On to the pub then. Formerly a Greene King house, it's been owned by the small Rhubarb Inns chain for a few years (hence the pot of rhubarb near the front door). The building dates mostly from the 17th century though the inside is now much altered. The bar area is long and narrow with the usual country inn accountrements of beamed ceilings, inglenook fireplace and flagstone floors - all very charming. There's also a separate restaurant to which we were shown.
The real ale selection was Greene King IPA, Adnams Broadside and Woodforde's Wherry and the last two were in good nick.

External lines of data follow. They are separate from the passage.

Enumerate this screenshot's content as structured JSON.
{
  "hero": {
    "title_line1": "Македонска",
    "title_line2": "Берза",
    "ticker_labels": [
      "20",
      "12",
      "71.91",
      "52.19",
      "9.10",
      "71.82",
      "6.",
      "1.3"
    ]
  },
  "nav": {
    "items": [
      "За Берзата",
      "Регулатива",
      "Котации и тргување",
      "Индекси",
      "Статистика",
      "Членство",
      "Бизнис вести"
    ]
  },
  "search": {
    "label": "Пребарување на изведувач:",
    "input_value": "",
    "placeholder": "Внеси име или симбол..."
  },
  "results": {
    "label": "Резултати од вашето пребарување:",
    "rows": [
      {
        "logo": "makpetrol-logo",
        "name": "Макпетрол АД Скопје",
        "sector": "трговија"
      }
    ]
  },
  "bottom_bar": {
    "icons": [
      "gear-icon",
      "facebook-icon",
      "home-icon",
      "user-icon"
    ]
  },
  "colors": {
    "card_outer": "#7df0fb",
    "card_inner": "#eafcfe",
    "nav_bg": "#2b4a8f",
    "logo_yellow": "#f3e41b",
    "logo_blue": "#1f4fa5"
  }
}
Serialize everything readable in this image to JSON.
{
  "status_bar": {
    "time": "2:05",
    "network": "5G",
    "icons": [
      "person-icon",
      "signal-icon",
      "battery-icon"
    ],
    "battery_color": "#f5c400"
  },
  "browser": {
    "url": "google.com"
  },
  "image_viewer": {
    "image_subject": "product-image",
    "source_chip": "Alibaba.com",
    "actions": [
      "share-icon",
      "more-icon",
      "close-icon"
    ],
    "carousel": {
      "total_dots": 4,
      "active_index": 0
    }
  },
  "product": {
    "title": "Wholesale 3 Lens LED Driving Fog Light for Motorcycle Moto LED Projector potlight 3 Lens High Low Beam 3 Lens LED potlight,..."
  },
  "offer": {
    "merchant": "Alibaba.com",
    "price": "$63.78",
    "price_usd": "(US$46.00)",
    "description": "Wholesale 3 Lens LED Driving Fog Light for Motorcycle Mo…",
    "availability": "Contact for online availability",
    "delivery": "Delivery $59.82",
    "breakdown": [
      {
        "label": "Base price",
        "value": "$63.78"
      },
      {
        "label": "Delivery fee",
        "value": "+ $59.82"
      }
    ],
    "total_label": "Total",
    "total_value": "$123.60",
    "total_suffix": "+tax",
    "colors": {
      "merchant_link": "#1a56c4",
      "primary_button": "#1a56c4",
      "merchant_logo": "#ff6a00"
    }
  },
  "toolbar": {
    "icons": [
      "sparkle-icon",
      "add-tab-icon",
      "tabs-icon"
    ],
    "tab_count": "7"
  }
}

We both started out on Salmon Goujons with Lime and Coriander. These were basically superior fish fingers, liberally stuffed with tasty salmon in a lightly spiced batter. Jane continued the fishy theme with Sea Bass, Cod, Lime and Ginger Fishcakes with chips and peas. The fishcakes were several cuts above the bland offerings from the average chippy though Jane would have liked a sauce of some description to offset what was a rather dry dish. I had Sweet Chilli Chicken with Rice and Spring Roll. The sauce had the lurid red colouring and gloopy consistency associated with Chinese takeaways - fortunately it tasted better than it looked. This was hardly the most sophisticated of dishes but then I didn't really expect it to be and had no problems polishing it off. For desserts, Jane had the curiously-titled Caramel and Chocolate Mountain (just a gateau) while I plumped for Lemon Meringue Pie. Both had a "bought in" look to them - perfectly acceptable though.
A good meal then, and certainly great value for a tenner, though lacking any wow element. The A La Carte menu is extensive with lots of "pub favourites" plus a selection of curries and a strong range of veggie dishes. Prices for main courses are mostly between £8 and £10. Definitely worth considering if you're down in that neck of the woods.